Skip to main content

Data Quality Validation

The Data Quality Validation activity runs a set of configurable data quality checks against one or more staging tables and writes the results — including error and warning counts — to workflow context variables.

Purpose

Use the Data Quality Validation activity to:

  • Validate staging data before loading it into the model
  • Catch data quality issues (nulls, out-of-range values, unexpected distributions) early in the pipeline
  • Gate downstream processing on data quality: fail the workflow if errors exceed a threshold
  • Produce an audit trail of data quality results in the workflow run log

Configuration

Staging Tables

One or more staging tables to check. For each table you specify:

  • Staging Table — select the table from the dropdown
  • Settings — click the gear icon to open the data quality rule editor for that table

Each table can have its own independent set of rules.

Context Keys

Three workflow context variables are populated after the activity runs:

KeyDefault NameDescription
Activity Run IDDataQualityValidationWorkflowActivity_ActivityRunIdContextKeyThe ID of this activity run (useful for linking to log entries)
Number of ErrorsDataQualityValidationWorkflowActivity_NoOfErrorsContextKeyCount of rules that exceeded the error threshold
Number of WarningsDataQualityValidationWorkflowActivity_NoOfWarningsContextKeyCount of rules that exceeded the warning threshold

Rename these keys to something meaningful (e.g. DQErrors, DQWarnings) when you have multiple validation activities in the same workflow.

Data Quality Rules

Each rule is configured per column within a staging table. Rules check the percentage of rows that meet a given condition. The result is compared against an error threshold — if the percentage exceeds the threshold, it counts as an error.
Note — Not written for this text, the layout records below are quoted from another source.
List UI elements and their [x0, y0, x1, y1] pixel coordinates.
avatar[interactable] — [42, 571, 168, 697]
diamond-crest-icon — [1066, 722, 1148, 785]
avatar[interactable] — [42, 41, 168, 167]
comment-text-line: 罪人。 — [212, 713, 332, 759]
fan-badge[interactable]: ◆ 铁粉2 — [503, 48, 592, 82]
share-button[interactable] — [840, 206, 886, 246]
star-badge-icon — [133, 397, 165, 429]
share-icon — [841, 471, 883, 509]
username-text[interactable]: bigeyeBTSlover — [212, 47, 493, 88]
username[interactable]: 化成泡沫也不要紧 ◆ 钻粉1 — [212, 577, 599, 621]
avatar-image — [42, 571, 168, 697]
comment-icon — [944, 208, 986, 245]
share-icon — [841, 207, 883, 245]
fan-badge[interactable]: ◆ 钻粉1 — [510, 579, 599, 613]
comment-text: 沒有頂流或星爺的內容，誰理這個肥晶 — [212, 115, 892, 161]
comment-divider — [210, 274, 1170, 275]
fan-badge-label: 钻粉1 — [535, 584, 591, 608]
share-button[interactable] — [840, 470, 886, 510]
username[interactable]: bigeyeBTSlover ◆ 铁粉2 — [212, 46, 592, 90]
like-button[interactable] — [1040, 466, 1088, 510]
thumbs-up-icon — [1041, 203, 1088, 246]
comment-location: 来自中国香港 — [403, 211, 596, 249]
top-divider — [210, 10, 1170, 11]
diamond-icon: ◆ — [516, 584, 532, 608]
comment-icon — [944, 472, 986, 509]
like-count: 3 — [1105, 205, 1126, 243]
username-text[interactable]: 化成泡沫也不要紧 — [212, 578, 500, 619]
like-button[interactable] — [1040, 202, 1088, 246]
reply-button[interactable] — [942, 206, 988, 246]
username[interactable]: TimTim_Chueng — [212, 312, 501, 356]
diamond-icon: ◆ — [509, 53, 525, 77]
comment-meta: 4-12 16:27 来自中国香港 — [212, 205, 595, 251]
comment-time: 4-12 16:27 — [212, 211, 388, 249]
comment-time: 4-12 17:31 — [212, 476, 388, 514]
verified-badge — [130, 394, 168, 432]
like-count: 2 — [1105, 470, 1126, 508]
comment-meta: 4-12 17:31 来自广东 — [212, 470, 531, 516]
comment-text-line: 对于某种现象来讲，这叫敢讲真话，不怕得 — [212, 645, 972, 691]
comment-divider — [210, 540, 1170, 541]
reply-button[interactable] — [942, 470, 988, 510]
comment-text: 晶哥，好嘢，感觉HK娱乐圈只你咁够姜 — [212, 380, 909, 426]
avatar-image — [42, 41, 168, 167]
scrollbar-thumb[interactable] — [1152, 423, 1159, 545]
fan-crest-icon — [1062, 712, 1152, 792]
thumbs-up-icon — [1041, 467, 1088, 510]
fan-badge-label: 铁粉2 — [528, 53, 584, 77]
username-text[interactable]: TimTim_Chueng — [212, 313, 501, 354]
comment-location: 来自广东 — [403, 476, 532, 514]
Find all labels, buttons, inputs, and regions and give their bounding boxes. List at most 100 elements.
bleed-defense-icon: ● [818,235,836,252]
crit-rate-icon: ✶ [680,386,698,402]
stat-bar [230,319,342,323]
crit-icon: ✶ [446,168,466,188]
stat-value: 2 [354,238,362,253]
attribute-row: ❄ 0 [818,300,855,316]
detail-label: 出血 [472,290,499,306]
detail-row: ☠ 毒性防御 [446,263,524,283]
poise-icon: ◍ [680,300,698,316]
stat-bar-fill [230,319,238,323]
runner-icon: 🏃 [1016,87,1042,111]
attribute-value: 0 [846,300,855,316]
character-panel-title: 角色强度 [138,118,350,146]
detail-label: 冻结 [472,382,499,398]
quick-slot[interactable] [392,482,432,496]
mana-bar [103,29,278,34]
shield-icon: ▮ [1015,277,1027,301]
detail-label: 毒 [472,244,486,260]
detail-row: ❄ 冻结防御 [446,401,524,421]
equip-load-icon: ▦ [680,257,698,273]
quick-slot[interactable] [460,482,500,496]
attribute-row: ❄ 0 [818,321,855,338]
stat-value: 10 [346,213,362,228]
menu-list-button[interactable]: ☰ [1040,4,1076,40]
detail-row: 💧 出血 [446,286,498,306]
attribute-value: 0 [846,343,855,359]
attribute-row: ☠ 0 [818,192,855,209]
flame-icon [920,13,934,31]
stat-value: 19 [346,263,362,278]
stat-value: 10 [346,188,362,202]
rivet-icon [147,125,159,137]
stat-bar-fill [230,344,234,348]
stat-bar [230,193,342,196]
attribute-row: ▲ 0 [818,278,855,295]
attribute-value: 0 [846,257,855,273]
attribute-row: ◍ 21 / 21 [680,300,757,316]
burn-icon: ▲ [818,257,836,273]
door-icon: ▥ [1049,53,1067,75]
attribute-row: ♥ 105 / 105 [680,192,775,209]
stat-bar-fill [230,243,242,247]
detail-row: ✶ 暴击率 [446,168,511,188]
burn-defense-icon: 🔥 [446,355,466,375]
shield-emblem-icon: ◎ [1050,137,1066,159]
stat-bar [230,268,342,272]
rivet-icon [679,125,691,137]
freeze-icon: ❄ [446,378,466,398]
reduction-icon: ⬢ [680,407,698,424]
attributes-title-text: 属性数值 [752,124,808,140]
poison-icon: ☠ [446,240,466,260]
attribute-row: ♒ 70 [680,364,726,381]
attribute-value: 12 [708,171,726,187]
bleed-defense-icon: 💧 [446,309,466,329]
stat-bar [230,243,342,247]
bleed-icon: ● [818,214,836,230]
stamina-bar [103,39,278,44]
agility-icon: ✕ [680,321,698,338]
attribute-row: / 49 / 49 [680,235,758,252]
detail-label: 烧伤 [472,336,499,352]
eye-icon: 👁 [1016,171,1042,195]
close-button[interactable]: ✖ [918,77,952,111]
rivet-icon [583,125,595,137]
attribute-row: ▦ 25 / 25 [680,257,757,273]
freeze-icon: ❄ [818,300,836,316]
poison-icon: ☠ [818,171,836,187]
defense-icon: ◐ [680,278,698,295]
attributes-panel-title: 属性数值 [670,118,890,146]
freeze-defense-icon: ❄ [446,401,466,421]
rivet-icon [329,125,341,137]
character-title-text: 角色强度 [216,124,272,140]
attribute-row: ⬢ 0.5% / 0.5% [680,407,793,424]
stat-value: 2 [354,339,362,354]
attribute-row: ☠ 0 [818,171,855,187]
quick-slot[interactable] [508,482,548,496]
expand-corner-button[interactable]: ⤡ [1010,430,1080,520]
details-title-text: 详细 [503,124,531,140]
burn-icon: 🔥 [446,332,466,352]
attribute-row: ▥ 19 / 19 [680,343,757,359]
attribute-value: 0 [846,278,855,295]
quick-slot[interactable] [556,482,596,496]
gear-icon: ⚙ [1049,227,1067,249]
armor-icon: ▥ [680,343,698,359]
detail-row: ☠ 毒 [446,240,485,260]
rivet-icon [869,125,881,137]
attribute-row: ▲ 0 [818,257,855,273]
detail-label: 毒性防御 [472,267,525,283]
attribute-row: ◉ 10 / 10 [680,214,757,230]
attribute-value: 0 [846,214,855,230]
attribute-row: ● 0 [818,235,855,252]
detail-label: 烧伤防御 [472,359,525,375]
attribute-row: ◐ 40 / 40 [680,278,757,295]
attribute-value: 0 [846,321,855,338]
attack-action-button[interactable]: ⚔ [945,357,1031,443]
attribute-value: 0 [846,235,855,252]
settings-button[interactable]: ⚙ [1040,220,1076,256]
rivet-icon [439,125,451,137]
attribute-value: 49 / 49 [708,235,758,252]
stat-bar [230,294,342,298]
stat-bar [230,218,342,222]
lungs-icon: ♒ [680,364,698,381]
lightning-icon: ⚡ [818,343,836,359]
Each rule result is logged to the workflow run log in the format:

Data Quality Check = <Rule> -> <TableName>.<ColumnName>[<Value>] = <Percent>%

Results above the error threshold are logged at Error level. Results below the error threshold are logged at Warning level.

Behavior

  1. For each configured staging table, all rules are evaluated.
  2. Each rule result is logged.
  3. Error and warning counts are accumulated across all tables.
  4. All three context key values are written to the workflow context.
  5. The activity always returns Success — it does not automatically fail the workflow if errors are found.

The activity itself always succeeds. To act on validation failures, read {{var:DQErrors}} in a downstream If activity and route to a Stop or notification if the count is above zero.

Usage Patterns

Validate Before Loading

Remote Data Load ──> Data Quality Validation ──> If ({{var:DQErrors}} > 0)
└── Tables: StagingActuals ├─[Yes]──> Email ("Validation failed") ──> Stop
└─[No]───> ETL ("Import_Actuals")

Gate on Zero Errors

Data Quality Validation
└── Errors Key: ValidationErrors


If ({{var:ValidationErrors}} == 0)
├─[Yes]──> Continue pipeline
└─[No]───> Log Message + Stop

Usage Notes

  • At least one staging table must be configured — the workflow will fail validation (not save) if the list is empty.
  • Rules are configured per table per column in the settings panel. The specific rule types (null checks, range checks, etc.) are configured there.
  • The activity does not automatically gate the workflow — you must add an If activity downstream to act on the error count.

Best Practices

  • Always follow Data Quality Validation with an If check on the error count. Letting silently invalid data through to the model is worse than a workflow failure.
  • Rename the context keys to short, descriptive names (DQErrors, DQWarnings) to make downstream If conditions readable.
  • Log the error count in a Log Message activity for permanent audit visibility even when counts are zero.

JSON Reference

{
"discriminator": "DataQualityValidationWorkflowActivity",
"activityId": "<uuid>",
"name": "Data Quality Validation",
"positionX": 0,
"positionY": 0,
"advanceRule": 2,
"stagingTables": [
{
"tableName": "StagingActuals",
"settings": null
}
],
"activityRunIdContextKey": "DQActivityRunId",
"noOfErrorsContextKey": "DQErrors",
"noOfWarningsContextKey": "DQWarnings"
}
PropertyTypeDescription
stagingTablesarrayCorresponds to the Staging Tables list. Array of { "tableName": string, "settings": array|null } objects defining which tables to validate and their rules.
activityRunIdContextKeystringCorresponds to the Activity Run ID context key. Workflow context key where the activity run ID is stored.
noOfErrorsContextKeystringCorresponds to the Number of Errors context key. Workflow context key where the error count is stored.
noOfWarningsContextKeystringCorresponds to the Number of Warnings context key. Workflow context key where the warning count is stored.